Just so I'm even more clear, when $n = 8$, we have the following:
$$a^8=k_1^7+k_2^6+k_3^5+k_4^4+k_5^3+k_6^2.$$
I wrote a computer program and the cases $n = 3,4,5,6,7,8,9,10,11,12,13,14,15$ have at least one solution. I left out the cases $n = 1,2$ because one can obtain solutions by hand. So, has this ever been studied? I don't even know what to call this family of equations, so I can't just perform a Google search.

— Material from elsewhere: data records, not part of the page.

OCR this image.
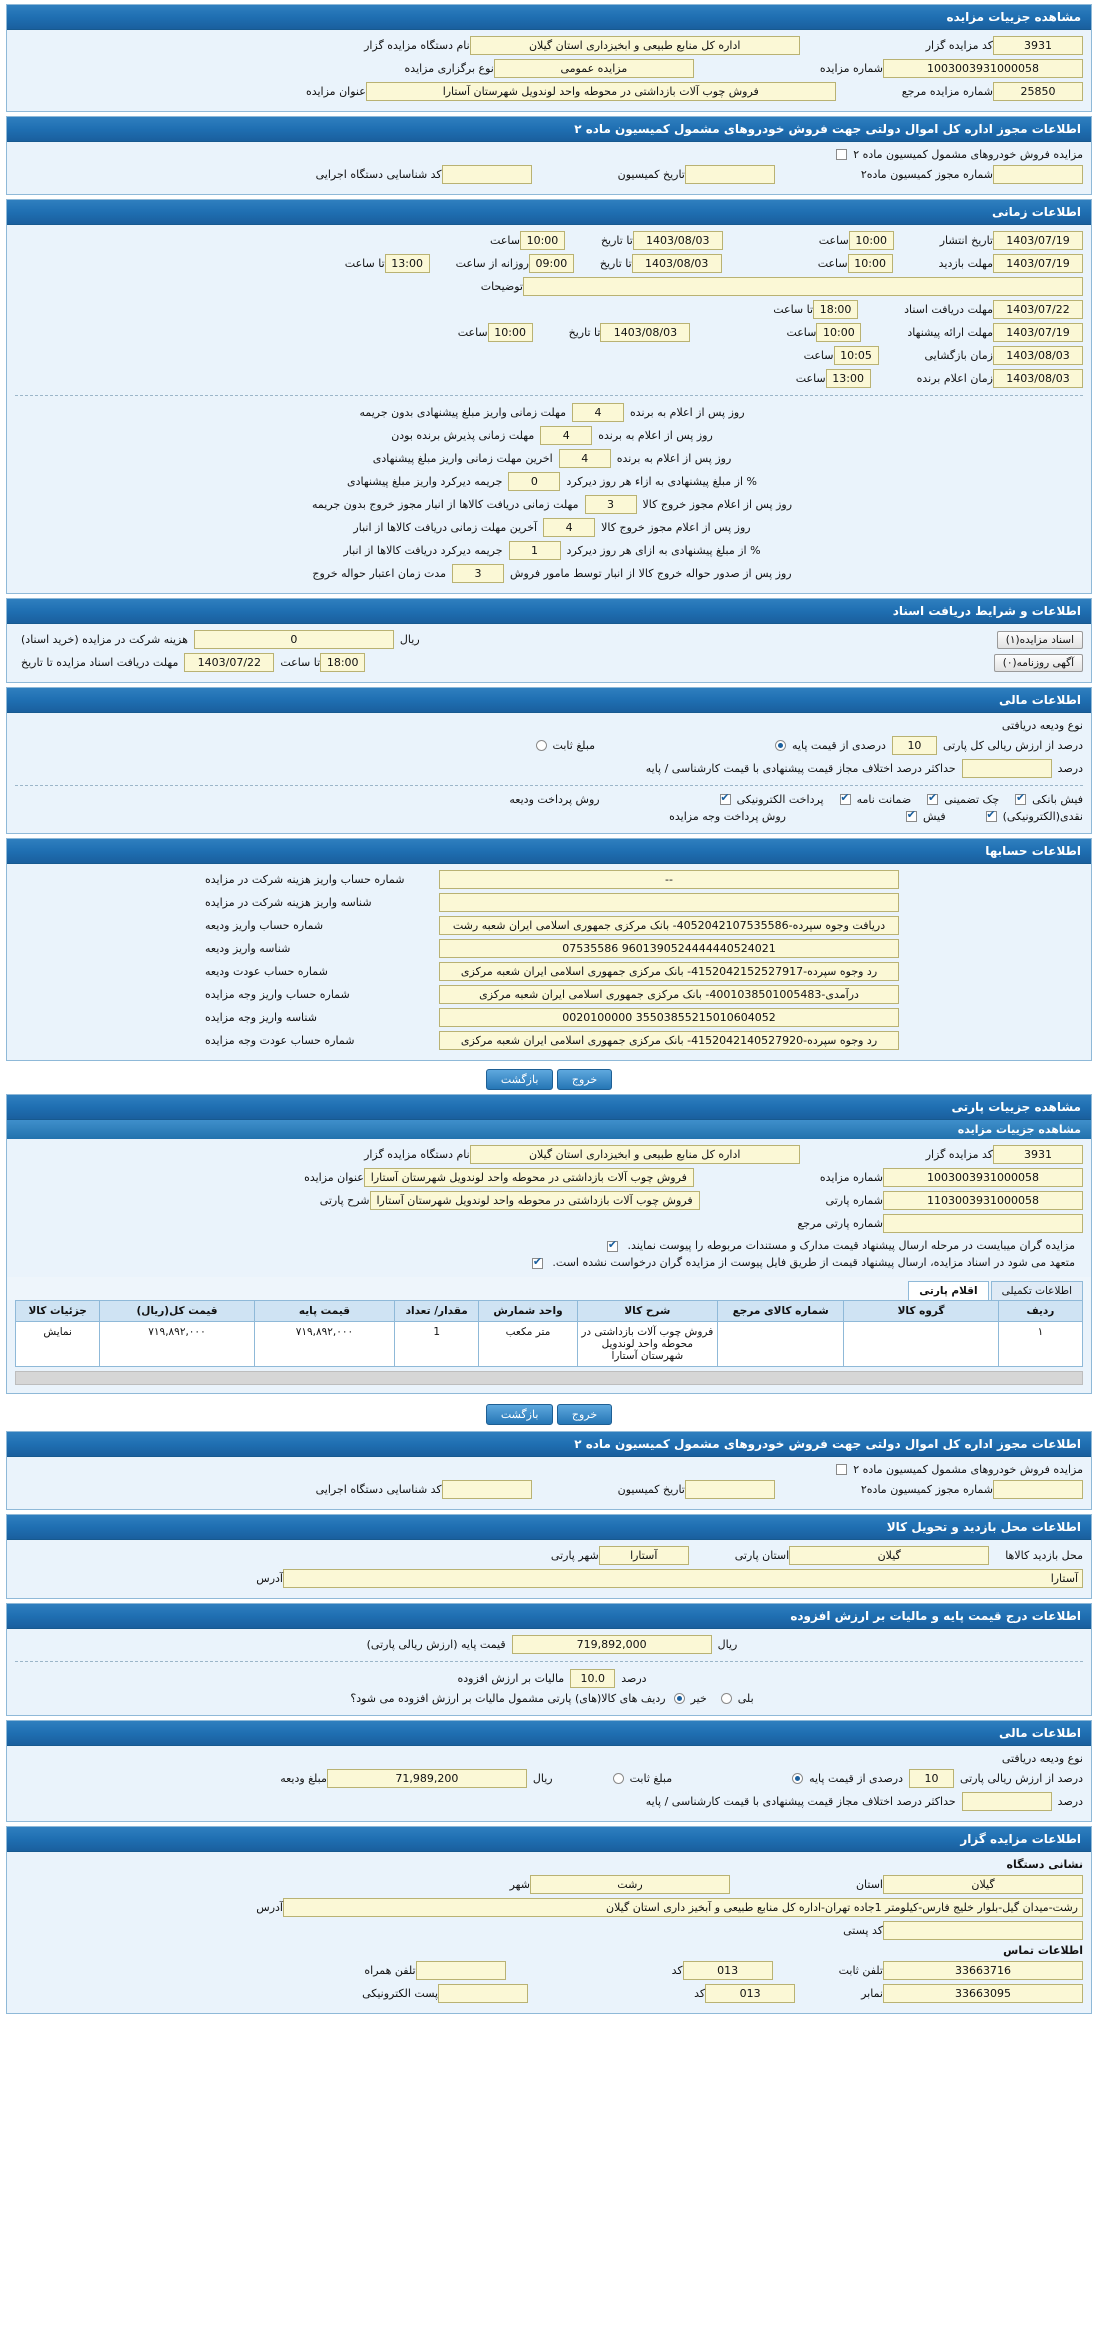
مشاهده جزییات مزایده
3931
کد مزایده گزار
اداره کل منابع طبیعی و ابخیزداری استان گیلان
نام دستگاه مزایده گزار
1003003931000058
شماره مزایده
مزایده عمومی
نوع برگزاری مزایده
25850
شماره مزایده مرجع
فروش چوب آلات بازداشتی در محوطه واحد لوندویل شهرستان آستارا
عنوان مزایده
اطلاعات مجوز اداره کل اموال دولتی جهت فروش خودروهای مشمول کمیسیون ماده ۲
مزایده فروش خودروهای مشمول کمیسیون ماده ۲
شماره مجوز کمیسیون ماده۲
تاریخ کمیسیون
کد شناسایی دستگاه اجرایی
اطلاعات زمانی
1403/07/19
تاریخ انتشار
10:00
ساعت
1403/08/03
تا تاریخ
10:00
ساعت
1403/07/19
مهلت بازدید
10:00
ساعت
1403/08/03
تا تاریخ
09:00
روزانه از ساعت
13:00
تا ساعت
توضیحات
1403/07/22
مهلت دریافت اسناد
18:00
تا ساعت
1403/07/19
مهلت ارائه پیشنهاد
10:00
ساعت
1403/08/03
تا تاریخ
10:00
ساعت
1403/08/03
زمان بازگشایی
10:05
ساعت
1403/08/03
زمان اعلام برنده
13:00
ساعت
روز پس از اعلام به برنده
4
مهلت زمانی واریز مبلغ پیشنهادی بدون جریمه
روز پس از اعلام به برنده
4
مهلت زمانی پذیرش برنده بودن
روز پس از اعلام به برنده
4
اخرین مهلت زمانی واریز مبلغ پیشنهادی
% از مبلغ پیشنهادی به ازاء هر روز دیرکرد
0
جریمه دیرکرد واریز مبلغ پیشنهادی
روز پس از اعلام مجوز خروج کالا
3
مهلت زمانی دریافت کالاها از انبار مجوز خروج بدون جریمه
روز پس از اعلام مجوز خروج کالا
4
آخرین مهلت زمانی دریافت کالاها از انبار
% از مبلغ پیشنهادی به ازای هر روز دیرکرد
1
جریمه دیرکرد دریافت کالاها از انبار
روز پس از صدور حواله خروج کالا از انبار توسط مامور فروش
3
مدت زمان اعتبار حواله خروج
اطلاعات و شرایط دریافت اسناد
اسناد مزایده(۱)
ریال
0
هزینه شرکت در مزایده (خرید اسناد)
آگهی روزنامه(۰)
18:00
تا ساعت
1403/07/22
مهلت دریافت اسناد مزایده تا تاریخ
اطلاعات مالی
نوع ودیعه دریافتی
درصد از ارزش ریالی کل پارتی
10
درصدی از قیمت پایه
مبلغ ثابت
درصد
حداکثر درصد اختلاف مجاز قیمت پیشنهادی با قیمت کارشناسی / پایه
فیش بانکی
✔
چک تضمینی
✔
ضمانت نامه
✔
پرداخت الکترونیکی
✔
روش پرداخت ودیعه
نقدی(الکترونیکی)
✔
فیش
✔
روش پرداخت وجه مزایده
اطلاعات حسابها
--
شماره حساب واریز هزینه شرکت در مزایده
شناسه واریز هزینه شرکت در مزایده
دریافت وجوه سپرده-4052042107535586- بانک مرکزی جمهوری اسلامی ایران شعبه رشت
شماره حساب واریز ودیعه
9601390524444440524021 07535586
شناسه واریز ودیعه
رد وجوه سپرده-4152042152527917- بانک مرکزی جمهوری اسلامی ایران شعبه مرکزی
شماره حساب عودت ودیعه
درآمدی-4001038501005483- بانک مرکزی جمهوری اسلامی ایران شعبه مرکزی
شماره حساب واریز وجه مزایده
35503855215010604052 0020100000
شناسه واریز وجه مزایده
رد وجوه سپرده-4152042140527920- بانک مرکزی جمهوری اسلامی ایران شعبه مرکزی
شماره حساب عودت وجه مزایده
خروج بازگشت
مشاهده جزییات پارتی
مشاهده جزییات مزایده
3931
کد مزایده گزار
اداره کل منابع طبیعی و ابخیزداری استان گیلان
نام دستگاه مزایده گزار
1003003931000058
شماره مزایده
فروش چوب آلات بازداشتی در محوطه واحد لوندویل شهرستان آستارا
عنوان مزایده
1103003931000058
شماره پارتی
فروش چوب آلات بازداشتی در محوطه واحد لوندویل شهرستان آستارا
شرح پارتی
شماره پارتی مرجع
مزایده گران میبایست در مرحله ارسال پیشنهاد قیمت مدارک و مستندات مربوطه را پیوست نمایند. ✔
متعهد می شود در اسناد مزایده، ارسال پیشنهاد قیمت از طریق فایل پیوست از مزایده گران درخواست نشده است. ✔
اطلاعات تکمیلی
اقلام پارتی
ردیف	گروه کالا	شماره کالای مرجع	شرح کالا	واحد شمارش	مقدار/ تعداد	قیمت پایه	قیمت کل(ریال)	جزئیات کالا
۱			فروش چوب آلات بازداشتی در محوطه واحد لوندویل شهرستان آستارا	متر مکعب	1	۷۱۹,۸۹۲,۰۰۰	۷۱۹,۸۹۲,۰۰۰	نمایش
خروج بازگشت
اطلاعات مجوز اداره کل اموال دولتی جهت فروش خودروهای مشمول کمیسیون ماده ۲
مزایده فروش خودروهای مشمول کمیسیون ماده ۲
شماره مجوز کمیسیون ماده۲
تاریخ کمیسیون
کد شناسایی دستگاه اجرایی
اطلاعات محل بازدید و تحویل کالا
محل بازدید کالاها
گیلان
استان پارتی
آستارا
شهر پارتی
آستارا
آدرس
اطلاعات درج قیمت پایه و مالیات بر ارزش افزوده
ریال
719,892,000
قیمت پایه (ارزش ریالی پارتی)
درصد
10.0
مالیات بر ارزش افزوده
بلی
خیر
ردیف های کالا(های) پارتی مشمول مالیات بر ارزش افزوده می شود؟
اطلاعات مالی
نوع ودیعه دریافتی
درصد از ارزش ریالی پارتی
10
درصدی از قیمت پایه
مبلغ ثابت
ریال
71,989,200
مبلغ ودیعه
درصد
حداکثر درصد اختلاف مجاز قیمت پیشنهادی با قیمت کارشناسی / پایه
اطلاعات مزایده گزار
نشانی دستگاه
گیلان
استان
رشت
شهر
رشت-میدان گیل-بلوار خلیج فارس-کیلومتر 1جاده تهران-اداره کل منابع طبیعی و آبخیز داری استان گیلان
آدرس
کد پستی
اطلاعات تماس
33663716
تلفن ثابت
013
کد
تلفن همراه
33663095
نمابر
013
کد
پست الکترونیکی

For $n=3$ we have the solution $1^2=1^3$, and for $n=4$ and $n=5$ we have the solutions \begin{array}{rrrrr} 28^2+&8^3\hphantom{+}&=&6^4\\ 2^2+&3^3+&1^4=&2^5 \end{array} Now suppose $n\geq5$ and that $k_2,k_3,\ldots,k_{n-1}$ are positive integers such that $$k_2^2+k_3^3+\ldots+k_{n-1}^{n-1}=2^n.$$ Then setting $k_n=2^n$ we have $$k_2^2+k_3^3+\ldots+k_{n-1}^{n-1}+k_n^n=2^n+2^n=2^{n+1},$$ which shows that we have a solution for $n+1$ as well. Hence by induction there exist solutions for all $n\geq3$.